Big Magic (subtitled, ‘Creative Living Beyond Fear’) received mixed reviews (on Goodreads). Some reviewers mocked her notion of ideas floating around waiting to connect with the right people, but I found this concept not only believable but also exciting and almost magical, as if an idea is like a soulmate that you need to write into being.
The points I’ve made below are the ones that stood out for me. Gilbert’s advice is simple yet practical and it makes sense to me. After receiving a rejection on Friday, reading her book installed a breath of positivity into my weekend which ended quite nicely when I was long listed in a competition.
She suggests you should:
1/ ‘Reveal what you know’ – it’s not about the qualifications you have, it’s more to do with what you’ve experienced, and that provides you with the fodder you need to be creative.
2/ ‘Start whenever you decide to start.’ There’s no age limit when it comes to creativity. (Gilbert cites the example of a woman who started to study the history of ancient Mesopotamia at the age of 80 and was a world expert by 90!)
3/ ‘Stay with the process,’ as by doing so and not panicking, you’ll ‘pass safely through each stage of anxiety and onto the next level.’ She says that these fears are natural human reactions to interactions with the unknown.
4/ Not aim for perfectionism as it stops you from completing their work and sometimes even beginning it.
5/ Say yes to clues of curiosity (If you’re stuck about what to write, you should consider developing every minuscule idea that has ever remotely piqued your interest).

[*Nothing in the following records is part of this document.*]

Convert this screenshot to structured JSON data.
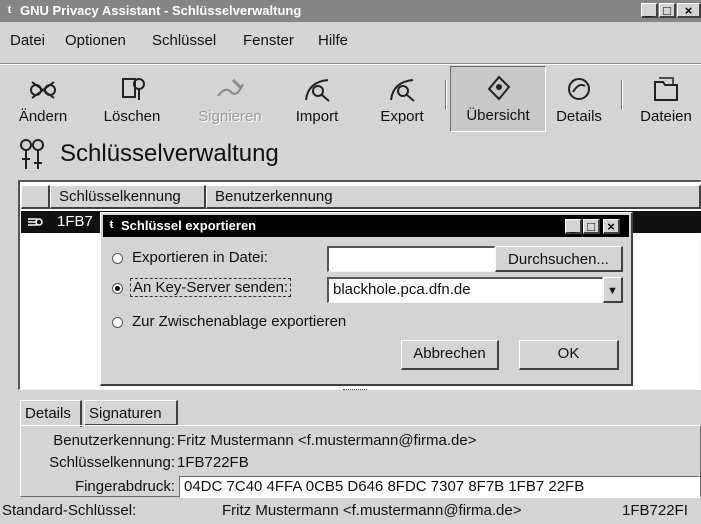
{
  "window": {
    "title": "GNU Privacy Assistant - Schlüsselverwaltung",
    "controls": [
      "_",
      "□",
      "×"
    ]
  },
  "menu": [
    "Datei",
    "Optionen",
    "Schlüssel",
    "Fenster",
    "Hilfe"
  ],
  "toolbar": [
    {
      "label": "Ändern",
      "icon": "edit-keys-icon",
      "enabled": true
    },
    {
      "label": "Löschen",
      "icon": "delete-key-icon",
      "enabled": true
    },
    {
      "label": "Signieren",
      "icon": "sign-key-icon",
      "enabled": false
    },
    {
      "label": "Import",
      "icon": "import-key-icon",
      "enabled": true
    },
    {
      "label": "Export",
      "icon": "export-key-icon",
      "enabled": true
    },
    {
      "label": "Übersicht",
      "icon": "overview-icon",
      "enabled": true,
      "active": true
    },
    {
      "label": "Details",
      "icon": "details-icon",
      "enabled": true
    },
    {
      "label": "Dateien",
      "icon": "files-icon",
      "enabled": true
    }
  ],
  "heading": "Schlüsselverwaltung",
  "list": {
    "columns": [
      "Schlüsselkennung",
      "Benutzerkennung"
    ],
    "rows": [
      {
        "key_id": "1FB7",
        "selected": true
      }
    ]
  },
  "dialog": {
    "title": "Schlüssel exportieren",
    "options": [
      {
        "label": "Exportieren in Datei:",
        "checked": false
      },
      {
        "label": "An Key-Server senden:",
        "checked": true
      },
      {
        "label": "Zur Zwischenablage exportieren",
        "checked": false
      }
    ],
    "file_value": "",
    "browse_label": "Durchsuchen...",
    "keyserver_value": "blackhole.pca.dfn.de",
    "cancel_label": "Abbrechen",
    "ok_label": "OK"
  },
  "tabs": [
    "Details",
    "Signaturen"
  ],
  "details": {
    "user_id_label": "Benutzerkennung:",
    "user_id": "Fritz Mustermann <f.mustermann@firma.de>",
    "key_id_label": "Schlüsselkennung:",
    "key_id": "1FB722FB",
    "fingerprint_label": "Fingerabdruck:",
    "fingerprint": "04DC 7C40 4FFA 0CB5 D646  8FDC 7307 8F7B 1FB7 22FB"
  },
  "status": {
    "label": "Standard-Schlüssel:",
    "user": "Fritz Mustermann <f.mustermann@firma.de>",
    "key": "1FB722FI"
  }
}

One of my spring objectives is to get back to my NaNo novel. I managed to write 50 thousand words in November but have since been wondering whether it’s worth completing, but (as a result of reading Big Magic), I now realise that even if it isn’t, that’s not really the point. The point is that I need to finish it for me regardless of whether it gets published or not. Nothing we do creatively is ever a waste of time.